Dopo il successo della prima stagione di cui si parla nell’articolo, torna “4 ristoranti” dal 10 novembre. Il programma ha offerto lo spunto per la creazione della rubrica “Food, drinks…love” e ne costituisce la giusta introduzione…

4 ristoranti
© Unsplash Pixabay

Format condotto da Alessandro Borghese, diviso in 6 puntate. In ogni episodio verrà decretato il miglior ristorante della zona e al vincitore saranno consegnati 5000 euro da poter spendere per il proprio ristorante. Come si deduce dal titolo stesso, i ristoratori e cuochi in gara sono 4 che a turno si presenteranno e faranno conoscere la propria cucina agli altri partecipanti. Giudice superpartes Alessandro Borghese che oltre a fare da moderatore, valuterà a sua volta il ristorante di turno. 4 i fattori che verranno presi in considerazione per la scelta finale: il locale, il servizio, il menu e il conto. Ognuno di loro darà un voto da 0 a 5 e alla fine verrà svelata la classifica, nonché svelati gli altarini. Chi ha dato cosa a chi e perché? Giudizi spesso unanimi, ma anche spesso discordi che possono differire notevolmente dalle impressioni di Borghese. 

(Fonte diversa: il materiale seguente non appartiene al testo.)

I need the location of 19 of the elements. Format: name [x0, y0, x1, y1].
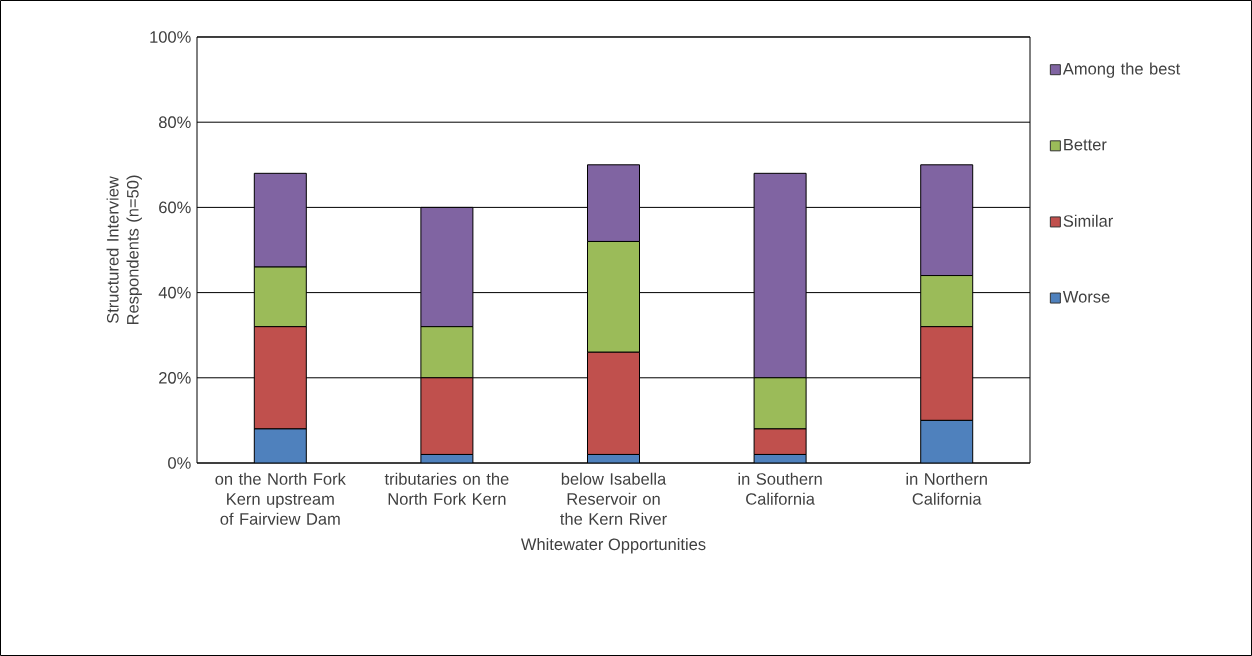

Se le regole risultano sempre uguali, ciò che cambia a ogni puntata è la località: si comincia da Milano, per passare all’Emilia Romagna, terra della buona cucina e degli ottimi sapori, scendendo poi a Matera e nel Salento, per poi risalire a Roma e concludere il giro nel Trentino. Diversi risultano essere anche i criteri di ricerca: a Milano ci si concentrerà sull’assegnazione del titolo di migliore ristorante post-etnico, data la multiculturalità della città, nell’Emilia Romagna si ricercheranno i sapori nostrani della riviera, a Matera andrà di scena la tradizione lucana, nel Salento in gara ci sarà la buona cucina a conduzione familiare, a Roma i ristoranti più originali e stravaganti saranno quelli presi in considerazione, terminando con la scelta del miglior ristorante d’alta quota del Trentino. 

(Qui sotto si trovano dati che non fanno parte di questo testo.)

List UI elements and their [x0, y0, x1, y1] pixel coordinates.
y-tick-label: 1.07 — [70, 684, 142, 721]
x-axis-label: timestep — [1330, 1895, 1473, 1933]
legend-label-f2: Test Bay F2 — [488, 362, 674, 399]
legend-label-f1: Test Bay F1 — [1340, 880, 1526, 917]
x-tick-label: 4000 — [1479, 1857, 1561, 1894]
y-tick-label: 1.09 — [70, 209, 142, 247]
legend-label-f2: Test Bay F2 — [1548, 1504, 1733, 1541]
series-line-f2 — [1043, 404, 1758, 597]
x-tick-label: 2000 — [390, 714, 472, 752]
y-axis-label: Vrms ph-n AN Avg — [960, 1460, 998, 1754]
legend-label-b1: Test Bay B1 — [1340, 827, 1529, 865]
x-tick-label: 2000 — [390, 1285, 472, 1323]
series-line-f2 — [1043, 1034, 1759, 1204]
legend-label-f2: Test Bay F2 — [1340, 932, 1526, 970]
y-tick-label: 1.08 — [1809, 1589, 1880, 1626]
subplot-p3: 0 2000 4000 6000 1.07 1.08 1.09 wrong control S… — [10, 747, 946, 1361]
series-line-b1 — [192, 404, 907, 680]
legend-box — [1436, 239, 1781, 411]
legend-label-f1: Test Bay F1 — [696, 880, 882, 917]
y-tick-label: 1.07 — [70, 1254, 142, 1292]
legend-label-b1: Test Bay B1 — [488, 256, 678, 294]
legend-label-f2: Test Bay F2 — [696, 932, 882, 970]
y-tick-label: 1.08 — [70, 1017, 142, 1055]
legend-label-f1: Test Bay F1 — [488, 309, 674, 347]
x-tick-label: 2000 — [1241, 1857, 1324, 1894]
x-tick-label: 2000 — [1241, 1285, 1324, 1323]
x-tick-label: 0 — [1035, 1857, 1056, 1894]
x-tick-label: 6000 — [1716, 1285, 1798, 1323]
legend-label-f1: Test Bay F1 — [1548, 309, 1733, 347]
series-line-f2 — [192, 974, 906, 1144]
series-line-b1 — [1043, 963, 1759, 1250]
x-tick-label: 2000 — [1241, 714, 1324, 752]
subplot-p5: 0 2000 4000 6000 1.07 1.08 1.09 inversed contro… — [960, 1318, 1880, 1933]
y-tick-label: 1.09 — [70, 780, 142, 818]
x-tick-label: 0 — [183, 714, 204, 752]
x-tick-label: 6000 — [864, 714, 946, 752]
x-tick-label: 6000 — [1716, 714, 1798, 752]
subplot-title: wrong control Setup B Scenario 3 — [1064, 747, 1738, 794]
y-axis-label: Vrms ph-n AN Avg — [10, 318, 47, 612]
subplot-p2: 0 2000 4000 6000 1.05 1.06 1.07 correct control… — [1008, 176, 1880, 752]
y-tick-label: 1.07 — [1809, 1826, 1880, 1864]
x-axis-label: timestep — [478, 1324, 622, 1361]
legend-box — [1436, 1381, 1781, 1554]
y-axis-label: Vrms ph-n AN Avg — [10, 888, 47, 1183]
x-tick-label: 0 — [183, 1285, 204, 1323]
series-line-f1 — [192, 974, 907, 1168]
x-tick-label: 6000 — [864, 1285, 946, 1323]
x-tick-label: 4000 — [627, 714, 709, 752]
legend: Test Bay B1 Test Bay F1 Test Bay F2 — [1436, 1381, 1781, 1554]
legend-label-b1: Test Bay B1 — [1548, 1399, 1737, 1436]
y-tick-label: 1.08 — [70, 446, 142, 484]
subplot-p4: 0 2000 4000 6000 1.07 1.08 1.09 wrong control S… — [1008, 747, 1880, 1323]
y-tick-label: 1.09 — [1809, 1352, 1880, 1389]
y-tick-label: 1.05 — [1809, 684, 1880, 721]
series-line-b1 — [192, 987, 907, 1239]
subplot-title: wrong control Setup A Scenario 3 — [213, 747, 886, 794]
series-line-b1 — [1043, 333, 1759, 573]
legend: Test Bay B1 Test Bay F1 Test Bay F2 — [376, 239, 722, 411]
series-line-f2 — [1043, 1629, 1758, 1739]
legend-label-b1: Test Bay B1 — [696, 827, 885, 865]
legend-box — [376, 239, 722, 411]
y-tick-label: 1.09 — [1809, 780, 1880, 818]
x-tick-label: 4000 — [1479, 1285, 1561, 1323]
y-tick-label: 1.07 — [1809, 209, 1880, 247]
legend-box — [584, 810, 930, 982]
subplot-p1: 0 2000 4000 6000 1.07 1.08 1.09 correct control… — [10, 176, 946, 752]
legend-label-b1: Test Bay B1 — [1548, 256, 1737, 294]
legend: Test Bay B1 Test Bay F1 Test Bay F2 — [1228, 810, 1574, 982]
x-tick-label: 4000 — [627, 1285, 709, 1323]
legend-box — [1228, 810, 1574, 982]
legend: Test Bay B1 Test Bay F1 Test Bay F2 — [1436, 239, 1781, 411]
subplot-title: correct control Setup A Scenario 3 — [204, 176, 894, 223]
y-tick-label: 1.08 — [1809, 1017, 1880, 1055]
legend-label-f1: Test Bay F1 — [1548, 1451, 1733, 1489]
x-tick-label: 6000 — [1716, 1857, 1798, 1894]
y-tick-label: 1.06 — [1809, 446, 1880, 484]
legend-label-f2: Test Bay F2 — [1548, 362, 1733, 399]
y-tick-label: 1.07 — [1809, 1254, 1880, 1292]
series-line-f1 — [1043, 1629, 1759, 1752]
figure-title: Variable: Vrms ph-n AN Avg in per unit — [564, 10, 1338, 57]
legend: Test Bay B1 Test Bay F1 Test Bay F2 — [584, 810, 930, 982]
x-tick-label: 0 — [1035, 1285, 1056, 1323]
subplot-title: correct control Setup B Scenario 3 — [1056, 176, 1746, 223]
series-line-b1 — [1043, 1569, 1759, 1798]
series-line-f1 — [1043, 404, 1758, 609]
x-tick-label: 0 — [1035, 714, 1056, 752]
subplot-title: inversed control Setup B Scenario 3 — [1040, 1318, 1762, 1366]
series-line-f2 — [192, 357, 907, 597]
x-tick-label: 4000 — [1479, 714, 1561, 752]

Lungo il corso delle puntate si ha l’occasione di vedere le città della penisola, di conoscere gente con una forte passione e motivata nel lavoro, nonché spesso veri e propri artisti della cucina. Tutti gli elementi presentati rendono il programma leggero, piacevole e allo stesso tempo informativo. D’altronde si sa che visitare altre città non è solo musei, visite guidate o girovagare nei centri storici per cercare di vedere tutto quello che c’è di più importante, ma è anche fermarsi a mangiare e assaporare i prodotti tipici che quella terra ha da offrire. A volte si riesce a vivere una città e a gustare i suoi sapori in prima persona, altre volte bisogna affidarsi alle esperienze riportate e accontentarsi di guardare il tutto in tv.

In conclusione, con il suo programma Alessandro è riuscito a informare e a intrattenere, ma soprattutto ha alimentato forse la voglia di sperimentare in cucina e il desiderio di conoscere meglio i luoghi del nostro bel Paese.